1. May I ask you to retry:

– with PostGIS 2.5, which has different ST_Subdivide method that leaves less extra points in subdivision contour,

– don’t do CLUSTER, but instead add ORDER BY geom into ST_Subdivide generating query? That should yield better spatial clustering.

2. Thanks. I’ll give it a try.

3. Application of triggers on “big” EHR data may aid in identifying patients experiencing delays in diagnostic evaluation of chest imaging results suspicious for malignancy.

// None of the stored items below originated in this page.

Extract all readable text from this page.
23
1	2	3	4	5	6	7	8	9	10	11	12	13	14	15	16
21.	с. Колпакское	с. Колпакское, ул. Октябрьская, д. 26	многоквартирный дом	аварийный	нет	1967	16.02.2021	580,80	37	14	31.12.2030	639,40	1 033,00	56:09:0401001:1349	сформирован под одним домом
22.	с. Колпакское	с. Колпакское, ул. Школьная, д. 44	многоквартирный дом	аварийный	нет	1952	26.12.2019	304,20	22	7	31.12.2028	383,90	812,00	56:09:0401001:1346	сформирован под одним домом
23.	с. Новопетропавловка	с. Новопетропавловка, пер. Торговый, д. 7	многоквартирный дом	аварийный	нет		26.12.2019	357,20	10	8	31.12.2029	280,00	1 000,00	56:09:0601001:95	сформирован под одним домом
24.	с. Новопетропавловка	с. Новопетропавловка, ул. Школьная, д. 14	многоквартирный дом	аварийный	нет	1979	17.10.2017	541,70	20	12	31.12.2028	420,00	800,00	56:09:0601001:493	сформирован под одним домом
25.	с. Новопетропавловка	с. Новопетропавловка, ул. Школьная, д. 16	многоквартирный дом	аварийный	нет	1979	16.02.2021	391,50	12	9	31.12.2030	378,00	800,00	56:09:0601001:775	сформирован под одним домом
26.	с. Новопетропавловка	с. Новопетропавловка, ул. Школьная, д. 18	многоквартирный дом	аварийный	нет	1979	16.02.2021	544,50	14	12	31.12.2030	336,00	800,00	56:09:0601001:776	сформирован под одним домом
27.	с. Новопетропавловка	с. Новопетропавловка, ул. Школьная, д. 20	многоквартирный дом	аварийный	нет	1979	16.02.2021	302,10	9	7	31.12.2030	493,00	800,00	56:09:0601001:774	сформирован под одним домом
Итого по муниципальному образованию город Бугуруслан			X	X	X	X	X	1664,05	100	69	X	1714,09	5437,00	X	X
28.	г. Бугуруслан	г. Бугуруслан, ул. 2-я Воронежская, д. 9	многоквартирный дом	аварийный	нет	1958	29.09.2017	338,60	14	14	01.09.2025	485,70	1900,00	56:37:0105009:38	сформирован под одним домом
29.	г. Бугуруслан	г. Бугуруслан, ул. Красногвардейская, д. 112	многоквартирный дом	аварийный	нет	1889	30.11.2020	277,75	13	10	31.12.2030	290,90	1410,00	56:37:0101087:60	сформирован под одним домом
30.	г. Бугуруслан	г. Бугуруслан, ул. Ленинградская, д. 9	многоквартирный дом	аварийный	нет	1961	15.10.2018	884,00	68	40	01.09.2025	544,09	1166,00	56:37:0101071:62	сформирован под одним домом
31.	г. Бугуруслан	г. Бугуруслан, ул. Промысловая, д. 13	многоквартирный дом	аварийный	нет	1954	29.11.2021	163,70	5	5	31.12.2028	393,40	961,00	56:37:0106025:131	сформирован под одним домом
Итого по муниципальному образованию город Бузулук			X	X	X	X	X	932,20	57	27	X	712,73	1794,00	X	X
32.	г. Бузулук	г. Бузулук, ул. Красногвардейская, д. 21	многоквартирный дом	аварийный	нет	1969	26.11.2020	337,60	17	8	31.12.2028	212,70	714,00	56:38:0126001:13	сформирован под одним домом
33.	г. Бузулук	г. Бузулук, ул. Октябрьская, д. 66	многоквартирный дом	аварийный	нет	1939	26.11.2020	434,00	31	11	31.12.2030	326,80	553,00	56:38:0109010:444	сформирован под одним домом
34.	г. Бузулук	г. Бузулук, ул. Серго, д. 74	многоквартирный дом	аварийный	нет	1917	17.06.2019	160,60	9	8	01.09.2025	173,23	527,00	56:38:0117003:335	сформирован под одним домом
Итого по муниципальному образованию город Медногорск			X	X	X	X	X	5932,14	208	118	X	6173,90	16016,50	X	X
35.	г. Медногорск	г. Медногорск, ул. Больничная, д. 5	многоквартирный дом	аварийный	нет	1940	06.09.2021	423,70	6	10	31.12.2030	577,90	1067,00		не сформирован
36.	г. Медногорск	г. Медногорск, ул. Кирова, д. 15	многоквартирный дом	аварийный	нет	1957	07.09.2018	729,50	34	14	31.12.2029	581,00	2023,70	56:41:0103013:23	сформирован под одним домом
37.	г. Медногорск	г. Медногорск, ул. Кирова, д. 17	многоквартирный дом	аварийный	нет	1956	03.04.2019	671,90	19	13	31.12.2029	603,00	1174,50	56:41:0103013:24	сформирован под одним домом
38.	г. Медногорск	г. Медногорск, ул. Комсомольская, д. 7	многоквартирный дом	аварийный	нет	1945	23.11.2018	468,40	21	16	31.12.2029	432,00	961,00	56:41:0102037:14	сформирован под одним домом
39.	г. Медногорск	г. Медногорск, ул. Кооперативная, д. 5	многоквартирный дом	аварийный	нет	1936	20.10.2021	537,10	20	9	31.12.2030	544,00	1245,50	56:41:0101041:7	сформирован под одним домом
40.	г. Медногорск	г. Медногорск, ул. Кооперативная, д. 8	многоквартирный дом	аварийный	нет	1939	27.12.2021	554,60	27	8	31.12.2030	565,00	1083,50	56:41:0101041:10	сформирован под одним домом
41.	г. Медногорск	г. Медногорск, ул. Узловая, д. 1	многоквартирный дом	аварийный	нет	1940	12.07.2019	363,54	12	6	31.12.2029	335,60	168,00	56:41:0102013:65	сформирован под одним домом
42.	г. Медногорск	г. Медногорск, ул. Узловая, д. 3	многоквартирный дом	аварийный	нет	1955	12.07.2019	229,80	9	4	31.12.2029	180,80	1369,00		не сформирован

4. We applied a trigger in a repository hosting EHR data from all Department of Veterans Affairs health-care facilities and analyzed data from seven facilities. Using literature reviews and expert input, we refined previously developed trigger criteria designed to identify patients potentially experiencing delays in diagnostic evaluation of chest imaging flagged as “suspicious for malignancy.” The trigger then excluded patients in whom further evaluation was unnecessary (eg, those with terminal illnesses or with already completed biopsies). The criteria were programmed into a computerized algorithm. Reviewers examined a random sample of trigger-positive (ie, patients with trigger-identified delay) and trigger-negative (ie, patients with an abnormal imaging result but no delay) records and confirmed the presence or absence of delay or need for additional tracking (eg, repeat imaging in 6 months). Analysis included calculating the trigger’s diagnostic performance (ie, positive predictive value, negative predictive value, sensitivity, specificity).